Billionaire Charlie Munger responds to criticism of his mostly windowless mega-dorm project: 'I'd rather be a billionaire and not be loved by everybody'

Lane Hickenbottom/Reuters

  • Billionaire Charlie Munger donated $200 million to the University of California, Santa Barbara.

  • In exchange for the money, Munger's blueprints for a nearly windowless mega-dorm cannot be changed.

  • The design has been lambasted by critics, which Munger dismissed this week.

Billionaire Charlie Munger isn't hearing criticism of his blueprints for a 4,500-student mega-dorm project at the University of California, Santa Barbara.

"You've got to get used to the fact that billionaires aren't the most popular people in our society," Munger told MarketWatch. "I'd rather be a billionaire and not be loved by everybody than not have any money."

Critics have blasted Munger's plans for resembling a prison more than a student dormitory: Over 90% of the building's 4,500+ occupants would live in windowless rooms, which Munger believes will encourage interactivity among students.

The project hinges on a $200 million donation from Munger, which includes a clause that says his plans cannot be changed. The dormitory, which is named "Munger Hall" in honor of the billionaire's donation, is expected to cost about $1.5 billion in total.

The massive dorm was lambasted by UC Santa Barbara consulting architect Dennis McFadden, who resigned from the project, according to the Santa Barbara Independent. In his resignation letter, McFadden said he couldn't support the plans "from my perspective as an architect, a parent, and a human being."

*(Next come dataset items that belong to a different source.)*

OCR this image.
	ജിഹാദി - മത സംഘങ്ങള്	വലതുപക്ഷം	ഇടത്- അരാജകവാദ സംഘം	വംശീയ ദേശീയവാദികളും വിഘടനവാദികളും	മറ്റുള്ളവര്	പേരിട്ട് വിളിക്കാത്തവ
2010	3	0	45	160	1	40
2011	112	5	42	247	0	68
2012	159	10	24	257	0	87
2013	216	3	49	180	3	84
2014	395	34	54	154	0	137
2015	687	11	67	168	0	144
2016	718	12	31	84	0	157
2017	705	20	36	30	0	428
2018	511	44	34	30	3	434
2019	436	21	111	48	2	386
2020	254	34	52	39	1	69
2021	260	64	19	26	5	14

But despite one of the school's consulting architects quitting in protest over the plans, Munger is sticking to his guns.

"I think the building will be a huge success," he said. "It's hard to get any two architects to ever agree about anything. Architecture is a game of trade-offs."

And Munger isn't the only one shrugging off critics of the mega-dorm. 

"The Munger Hall project and design is continuing to move forward as planned," a spokesperson from UCSB told Insider last week. "We are delighted to be moving forward with this transformational project that directly addresses the campus's great need for more student housing."